To simply put it, we knew the product needed to be easier to use.
The approach
Finding out the exact problems
I championed installing Hotjar on our product to observe patterns of usage. I spent many hours watching to...
- get closer to how users used our products and observe their behaviour on it
- identify patterns of browsing and usage
- understand user flows and the 'why' behind these flows (arguably the most important factor)
This helped me and the rest of the team to see what info a user was trying to access, what happened next, why they chose a certain path and not the other, the why behind some unusual pattern of usage, understand flows of heavy-duty users, understand flows of once-a-month type user, what actions they took after going through certain flows.
Making sense of things
Gradually some distinctive behaviours and patterns of usage emerged. By combining our understanding of our customer based using the 3 sources below 👇, I led the exercise of categorising the behaviours and distilling them down. We ended up with 4 scenario-based personas.
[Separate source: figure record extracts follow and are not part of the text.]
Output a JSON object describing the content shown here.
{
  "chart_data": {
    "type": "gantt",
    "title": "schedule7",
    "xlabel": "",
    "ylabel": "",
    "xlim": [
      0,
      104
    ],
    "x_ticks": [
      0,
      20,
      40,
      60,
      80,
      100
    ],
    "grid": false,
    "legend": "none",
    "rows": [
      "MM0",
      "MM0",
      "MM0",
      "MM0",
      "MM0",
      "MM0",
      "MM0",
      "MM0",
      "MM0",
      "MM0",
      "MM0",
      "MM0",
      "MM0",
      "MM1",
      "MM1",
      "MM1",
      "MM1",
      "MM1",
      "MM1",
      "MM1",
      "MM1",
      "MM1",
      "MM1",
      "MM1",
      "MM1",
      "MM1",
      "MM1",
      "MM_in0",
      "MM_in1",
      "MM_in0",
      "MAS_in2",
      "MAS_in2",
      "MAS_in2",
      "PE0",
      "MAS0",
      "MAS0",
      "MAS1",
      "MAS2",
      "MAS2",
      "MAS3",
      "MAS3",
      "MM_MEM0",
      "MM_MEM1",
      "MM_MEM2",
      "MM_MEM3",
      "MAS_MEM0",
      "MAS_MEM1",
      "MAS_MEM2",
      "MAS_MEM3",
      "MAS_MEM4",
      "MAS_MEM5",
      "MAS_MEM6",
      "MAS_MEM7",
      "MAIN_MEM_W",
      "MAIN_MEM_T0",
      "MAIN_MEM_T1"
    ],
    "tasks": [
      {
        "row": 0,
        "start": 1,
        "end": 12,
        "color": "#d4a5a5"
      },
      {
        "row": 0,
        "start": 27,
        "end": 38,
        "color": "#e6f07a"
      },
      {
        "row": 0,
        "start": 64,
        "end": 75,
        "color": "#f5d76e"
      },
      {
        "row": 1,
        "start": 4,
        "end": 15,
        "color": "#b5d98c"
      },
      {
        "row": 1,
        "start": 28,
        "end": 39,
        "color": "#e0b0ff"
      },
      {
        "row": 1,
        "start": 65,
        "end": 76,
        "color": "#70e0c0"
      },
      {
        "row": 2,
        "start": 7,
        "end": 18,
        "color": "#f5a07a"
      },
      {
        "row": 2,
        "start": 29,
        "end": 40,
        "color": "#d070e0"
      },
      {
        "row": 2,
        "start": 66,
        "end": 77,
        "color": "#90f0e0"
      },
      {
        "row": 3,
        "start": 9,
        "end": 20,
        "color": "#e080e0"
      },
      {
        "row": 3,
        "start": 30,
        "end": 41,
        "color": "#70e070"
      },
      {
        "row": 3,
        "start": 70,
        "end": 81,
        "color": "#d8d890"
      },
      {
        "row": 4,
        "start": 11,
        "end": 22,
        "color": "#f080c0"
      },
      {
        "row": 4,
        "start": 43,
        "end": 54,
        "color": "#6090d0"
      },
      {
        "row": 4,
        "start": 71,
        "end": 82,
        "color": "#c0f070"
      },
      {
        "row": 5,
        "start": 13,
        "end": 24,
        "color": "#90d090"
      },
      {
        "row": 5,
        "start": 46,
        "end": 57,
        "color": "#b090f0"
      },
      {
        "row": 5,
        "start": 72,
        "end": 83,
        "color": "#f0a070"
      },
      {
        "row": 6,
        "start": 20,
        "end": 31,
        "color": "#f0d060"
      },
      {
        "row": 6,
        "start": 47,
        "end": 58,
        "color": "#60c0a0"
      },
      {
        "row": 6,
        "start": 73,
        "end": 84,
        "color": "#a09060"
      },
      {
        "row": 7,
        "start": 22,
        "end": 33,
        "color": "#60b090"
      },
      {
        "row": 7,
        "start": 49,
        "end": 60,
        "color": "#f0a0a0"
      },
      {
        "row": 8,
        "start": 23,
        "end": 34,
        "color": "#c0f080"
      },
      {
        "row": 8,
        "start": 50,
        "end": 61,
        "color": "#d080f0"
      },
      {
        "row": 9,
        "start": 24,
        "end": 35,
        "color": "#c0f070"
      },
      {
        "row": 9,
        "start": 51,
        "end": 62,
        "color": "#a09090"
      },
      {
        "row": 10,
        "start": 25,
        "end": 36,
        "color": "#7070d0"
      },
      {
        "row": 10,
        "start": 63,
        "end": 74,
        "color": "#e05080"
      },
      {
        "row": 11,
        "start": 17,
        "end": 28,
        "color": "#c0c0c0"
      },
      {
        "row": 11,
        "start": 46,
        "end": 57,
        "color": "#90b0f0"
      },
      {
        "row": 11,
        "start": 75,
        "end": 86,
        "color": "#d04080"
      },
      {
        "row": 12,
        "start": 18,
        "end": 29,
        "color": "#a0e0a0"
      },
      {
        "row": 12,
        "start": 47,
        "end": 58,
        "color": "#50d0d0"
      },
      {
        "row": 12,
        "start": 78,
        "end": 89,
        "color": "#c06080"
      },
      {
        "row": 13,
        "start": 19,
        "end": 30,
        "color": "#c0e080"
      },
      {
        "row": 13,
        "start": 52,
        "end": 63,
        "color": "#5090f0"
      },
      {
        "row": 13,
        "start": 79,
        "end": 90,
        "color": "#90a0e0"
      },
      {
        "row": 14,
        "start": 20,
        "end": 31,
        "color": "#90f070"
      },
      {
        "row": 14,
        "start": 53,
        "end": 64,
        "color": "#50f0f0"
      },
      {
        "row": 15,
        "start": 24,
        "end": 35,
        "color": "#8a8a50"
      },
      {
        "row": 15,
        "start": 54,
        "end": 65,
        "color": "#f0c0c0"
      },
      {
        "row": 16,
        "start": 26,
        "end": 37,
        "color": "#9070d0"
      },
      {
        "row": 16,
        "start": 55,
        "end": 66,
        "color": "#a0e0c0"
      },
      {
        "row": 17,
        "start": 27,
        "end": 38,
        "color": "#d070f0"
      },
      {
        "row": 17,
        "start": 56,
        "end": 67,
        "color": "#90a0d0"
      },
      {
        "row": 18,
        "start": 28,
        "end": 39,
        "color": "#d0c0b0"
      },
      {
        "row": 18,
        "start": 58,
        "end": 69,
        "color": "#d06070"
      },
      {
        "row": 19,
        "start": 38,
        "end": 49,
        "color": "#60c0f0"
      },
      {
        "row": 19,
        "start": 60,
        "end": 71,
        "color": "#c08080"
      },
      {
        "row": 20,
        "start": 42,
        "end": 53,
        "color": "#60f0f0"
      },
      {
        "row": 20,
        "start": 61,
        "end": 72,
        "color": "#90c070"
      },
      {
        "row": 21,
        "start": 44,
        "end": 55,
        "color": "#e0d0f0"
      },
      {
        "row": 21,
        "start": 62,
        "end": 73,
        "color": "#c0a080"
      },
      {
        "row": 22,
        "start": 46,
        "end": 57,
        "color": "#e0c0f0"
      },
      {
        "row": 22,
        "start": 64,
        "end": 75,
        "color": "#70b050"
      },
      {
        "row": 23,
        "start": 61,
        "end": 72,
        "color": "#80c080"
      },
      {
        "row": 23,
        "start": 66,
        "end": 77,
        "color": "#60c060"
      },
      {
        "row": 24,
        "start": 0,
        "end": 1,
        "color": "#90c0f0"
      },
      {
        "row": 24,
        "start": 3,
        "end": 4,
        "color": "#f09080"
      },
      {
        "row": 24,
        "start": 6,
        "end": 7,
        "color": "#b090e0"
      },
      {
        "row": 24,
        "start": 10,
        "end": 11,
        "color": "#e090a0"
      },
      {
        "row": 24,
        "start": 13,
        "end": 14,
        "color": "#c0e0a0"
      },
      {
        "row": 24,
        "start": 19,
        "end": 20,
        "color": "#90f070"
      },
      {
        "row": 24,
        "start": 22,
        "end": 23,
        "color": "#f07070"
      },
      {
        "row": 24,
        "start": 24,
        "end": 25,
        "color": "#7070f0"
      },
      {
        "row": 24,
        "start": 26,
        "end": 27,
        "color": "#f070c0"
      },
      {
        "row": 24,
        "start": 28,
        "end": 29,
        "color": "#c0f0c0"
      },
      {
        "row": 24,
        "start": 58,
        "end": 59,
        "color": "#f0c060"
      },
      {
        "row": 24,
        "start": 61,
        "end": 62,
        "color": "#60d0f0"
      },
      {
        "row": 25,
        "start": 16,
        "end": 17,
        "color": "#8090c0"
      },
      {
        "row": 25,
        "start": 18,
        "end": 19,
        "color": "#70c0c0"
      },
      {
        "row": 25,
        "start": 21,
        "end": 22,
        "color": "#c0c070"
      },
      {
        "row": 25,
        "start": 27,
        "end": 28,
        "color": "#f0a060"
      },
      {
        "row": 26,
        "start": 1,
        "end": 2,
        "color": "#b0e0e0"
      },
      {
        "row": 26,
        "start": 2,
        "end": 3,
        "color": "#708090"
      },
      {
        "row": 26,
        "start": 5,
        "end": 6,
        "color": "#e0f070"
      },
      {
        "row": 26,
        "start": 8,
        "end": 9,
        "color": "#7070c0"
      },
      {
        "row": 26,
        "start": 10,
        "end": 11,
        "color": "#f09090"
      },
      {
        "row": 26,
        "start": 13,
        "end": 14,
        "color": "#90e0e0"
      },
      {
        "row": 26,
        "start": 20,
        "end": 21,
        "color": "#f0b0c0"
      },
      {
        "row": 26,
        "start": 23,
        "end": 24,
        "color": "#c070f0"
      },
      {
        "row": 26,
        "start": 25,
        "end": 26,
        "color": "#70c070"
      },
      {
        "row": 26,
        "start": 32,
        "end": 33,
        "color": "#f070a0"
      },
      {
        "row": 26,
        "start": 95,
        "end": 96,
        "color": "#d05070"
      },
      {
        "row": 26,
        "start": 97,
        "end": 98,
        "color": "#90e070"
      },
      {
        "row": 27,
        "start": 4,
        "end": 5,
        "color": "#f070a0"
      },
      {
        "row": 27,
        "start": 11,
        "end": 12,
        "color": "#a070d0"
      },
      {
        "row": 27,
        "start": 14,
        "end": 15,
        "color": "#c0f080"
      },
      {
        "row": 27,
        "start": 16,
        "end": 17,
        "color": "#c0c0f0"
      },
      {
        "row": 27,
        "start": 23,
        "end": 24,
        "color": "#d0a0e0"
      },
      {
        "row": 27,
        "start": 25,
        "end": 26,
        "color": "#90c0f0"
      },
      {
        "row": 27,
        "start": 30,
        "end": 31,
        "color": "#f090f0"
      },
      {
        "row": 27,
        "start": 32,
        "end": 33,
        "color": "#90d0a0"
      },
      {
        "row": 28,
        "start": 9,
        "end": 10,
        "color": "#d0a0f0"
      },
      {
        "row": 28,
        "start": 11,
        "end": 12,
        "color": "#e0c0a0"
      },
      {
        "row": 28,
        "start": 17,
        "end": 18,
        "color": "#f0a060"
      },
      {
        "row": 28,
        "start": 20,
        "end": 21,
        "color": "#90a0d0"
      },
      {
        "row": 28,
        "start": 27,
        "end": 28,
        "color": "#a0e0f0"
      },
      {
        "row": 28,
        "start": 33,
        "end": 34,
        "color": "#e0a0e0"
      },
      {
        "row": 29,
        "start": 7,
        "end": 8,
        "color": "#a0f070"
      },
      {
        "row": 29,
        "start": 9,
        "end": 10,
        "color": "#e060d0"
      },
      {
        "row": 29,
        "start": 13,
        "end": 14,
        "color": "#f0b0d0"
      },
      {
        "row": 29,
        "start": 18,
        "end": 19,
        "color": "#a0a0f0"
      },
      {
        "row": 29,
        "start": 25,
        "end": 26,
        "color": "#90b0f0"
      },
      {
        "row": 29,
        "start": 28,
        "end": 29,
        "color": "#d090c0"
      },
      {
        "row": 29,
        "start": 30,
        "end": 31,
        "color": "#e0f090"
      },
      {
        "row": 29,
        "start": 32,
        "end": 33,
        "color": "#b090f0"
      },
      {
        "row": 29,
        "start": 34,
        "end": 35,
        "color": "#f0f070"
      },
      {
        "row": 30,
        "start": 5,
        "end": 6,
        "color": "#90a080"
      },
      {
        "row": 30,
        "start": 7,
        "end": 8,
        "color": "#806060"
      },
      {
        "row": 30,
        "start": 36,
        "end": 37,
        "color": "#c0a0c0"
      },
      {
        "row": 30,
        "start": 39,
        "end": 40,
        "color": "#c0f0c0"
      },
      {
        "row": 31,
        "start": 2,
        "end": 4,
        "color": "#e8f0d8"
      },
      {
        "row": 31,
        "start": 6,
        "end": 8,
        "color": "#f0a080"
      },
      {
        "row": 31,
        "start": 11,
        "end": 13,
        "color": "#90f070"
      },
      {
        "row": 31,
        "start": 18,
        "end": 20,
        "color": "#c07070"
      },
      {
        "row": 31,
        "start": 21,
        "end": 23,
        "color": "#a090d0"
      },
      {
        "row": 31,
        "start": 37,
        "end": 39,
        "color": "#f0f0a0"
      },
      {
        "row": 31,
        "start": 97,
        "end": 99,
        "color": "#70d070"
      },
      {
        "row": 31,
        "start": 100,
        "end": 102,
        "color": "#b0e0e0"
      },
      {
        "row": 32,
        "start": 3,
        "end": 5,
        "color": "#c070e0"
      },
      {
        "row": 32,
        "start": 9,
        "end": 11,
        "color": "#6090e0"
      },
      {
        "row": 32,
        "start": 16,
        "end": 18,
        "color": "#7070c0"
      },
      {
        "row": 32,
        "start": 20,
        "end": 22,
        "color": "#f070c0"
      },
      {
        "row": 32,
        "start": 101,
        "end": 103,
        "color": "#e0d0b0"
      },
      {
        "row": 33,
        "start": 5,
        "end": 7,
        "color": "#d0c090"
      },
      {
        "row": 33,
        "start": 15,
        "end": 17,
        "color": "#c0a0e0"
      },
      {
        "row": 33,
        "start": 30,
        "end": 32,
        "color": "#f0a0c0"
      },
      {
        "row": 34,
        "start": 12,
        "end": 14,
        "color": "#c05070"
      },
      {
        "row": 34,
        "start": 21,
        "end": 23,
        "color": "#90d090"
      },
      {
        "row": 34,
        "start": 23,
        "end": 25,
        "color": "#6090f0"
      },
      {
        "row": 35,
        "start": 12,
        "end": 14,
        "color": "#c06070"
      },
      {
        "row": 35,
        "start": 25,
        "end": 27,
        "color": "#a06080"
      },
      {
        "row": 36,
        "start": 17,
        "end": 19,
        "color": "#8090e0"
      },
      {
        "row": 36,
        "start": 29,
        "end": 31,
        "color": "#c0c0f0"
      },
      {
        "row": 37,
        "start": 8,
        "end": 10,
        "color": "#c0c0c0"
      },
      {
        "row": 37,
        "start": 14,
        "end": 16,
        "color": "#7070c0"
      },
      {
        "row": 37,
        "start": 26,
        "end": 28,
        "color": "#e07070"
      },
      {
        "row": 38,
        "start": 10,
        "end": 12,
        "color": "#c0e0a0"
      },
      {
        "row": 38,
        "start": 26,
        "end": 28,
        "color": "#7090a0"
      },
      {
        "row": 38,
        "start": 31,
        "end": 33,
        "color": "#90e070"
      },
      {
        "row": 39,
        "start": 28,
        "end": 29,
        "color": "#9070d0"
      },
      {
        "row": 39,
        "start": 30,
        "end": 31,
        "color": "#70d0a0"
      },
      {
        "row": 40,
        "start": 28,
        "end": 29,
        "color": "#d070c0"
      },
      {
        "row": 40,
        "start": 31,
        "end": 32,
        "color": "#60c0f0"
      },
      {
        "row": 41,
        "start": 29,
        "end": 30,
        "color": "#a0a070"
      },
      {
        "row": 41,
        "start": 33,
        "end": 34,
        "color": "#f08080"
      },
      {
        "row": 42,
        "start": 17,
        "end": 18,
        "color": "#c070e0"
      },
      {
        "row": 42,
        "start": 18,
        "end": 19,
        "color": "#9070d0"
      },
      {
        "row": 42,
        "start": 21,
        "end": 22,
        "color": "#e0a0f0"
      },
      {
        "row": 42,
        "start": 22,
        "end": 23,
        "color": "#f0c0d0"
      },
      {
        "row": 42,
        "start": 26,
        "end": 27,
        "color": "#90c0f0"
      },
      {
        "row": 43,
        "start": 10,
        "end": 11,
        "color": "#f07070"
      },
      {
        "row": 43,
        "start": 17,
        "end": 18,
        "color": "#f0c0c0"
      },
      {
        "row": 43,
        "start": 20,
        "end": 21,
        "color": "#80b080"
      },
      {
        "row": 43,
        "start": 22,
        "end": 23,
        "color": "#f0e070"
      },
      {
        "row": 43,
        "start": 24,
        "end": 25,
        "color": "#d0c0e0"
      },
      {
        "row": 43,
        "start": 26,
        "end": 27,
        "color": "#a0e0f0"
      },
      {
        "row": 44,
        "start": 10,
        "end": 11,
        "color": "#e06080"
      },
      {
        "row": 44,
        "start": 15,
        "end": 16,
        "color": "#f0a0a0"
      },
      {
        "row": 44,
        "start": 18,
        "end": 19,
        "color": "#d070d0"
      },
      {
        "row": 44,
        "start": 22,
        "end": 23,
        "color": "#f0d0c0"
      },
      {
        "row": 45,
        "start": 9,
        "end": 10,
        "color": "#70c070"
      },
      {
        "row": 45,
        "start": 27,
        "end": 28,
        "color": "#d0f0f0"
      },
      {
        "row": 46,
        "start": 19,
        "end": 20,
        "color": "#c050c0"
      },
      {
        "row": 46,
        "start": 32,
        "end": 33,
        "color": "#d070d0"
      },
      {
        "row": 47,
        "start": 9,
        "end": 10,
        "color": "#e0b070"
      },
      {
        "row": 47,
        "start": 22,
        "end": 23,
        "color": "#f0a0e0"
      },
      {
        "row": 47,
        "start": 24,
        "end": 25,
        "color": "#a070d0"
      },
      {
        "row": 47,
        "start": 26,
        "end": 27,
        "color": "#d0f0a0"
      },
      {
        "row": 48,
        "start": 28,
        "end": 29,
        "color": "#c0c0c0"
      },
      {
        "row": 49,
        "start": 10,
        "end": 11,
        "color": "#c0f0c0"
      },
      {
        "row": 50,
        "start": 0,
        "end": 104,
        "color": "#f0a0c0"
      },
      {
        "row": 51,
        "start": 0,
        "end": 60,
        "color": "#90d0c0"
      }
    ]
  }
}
- the observed patterns of usage & behaviours on Hotjar
- previous conversations with customers (on how they would go about doing their job using our product and their requirements / needs)
- how their organisation had adopted our product in their processes and their ways of working
Personas
These 4 personas were to illustrate the distinct different behaviours people would show going through their recruitment process on our product.
to make it easier for us to design for these personas, we picked names for them. We also nicknamed each pattern of behaviour to make them more memorable.
Solution finding
Working with a business analyst, another designer and a software architect, we came up with ideas on how we could optimise the product so that users could find what they were looking for more effectively.
Having a 'dashboard' as a starting point for customer journeys gradually became an obvious solution (in term of effort and impact). This dashboard had many different modules which could be added based on functions and features used by different users.
We also identified some gaps between user needs and product's capabilities and features which informed the product strategy (an example is an on-site notification system to make users aware of important changes made by colleagues impacting hiring campaigns)
Low-fidelity prototyping
Using lo-fi prototype, I iterated on the design 5 times based on internal feedback. This was to get to a rough structure for Dashboard.
Which widget to build
We prioritised which widgets to work on based on this 2x2 matrix – value versus risk (level of experimentation involved)
Designing widgets
Then I started to go into more details on the interactions and catering for difference use cases.
Feedback from colleagues (internal stakeholders)
I'd run sessions by going through the prototypes with stakeholders and gathered feedback and ideas from them. Below is an example of it:
The outcome
Dashboard was rolled out gradually to some beta users and after very positive feedback and improvements, it became available as a standard part of the product.
Dashboard on Vacancy Filler is now a selling point featured on the product's homepage and also under the 'key features' section.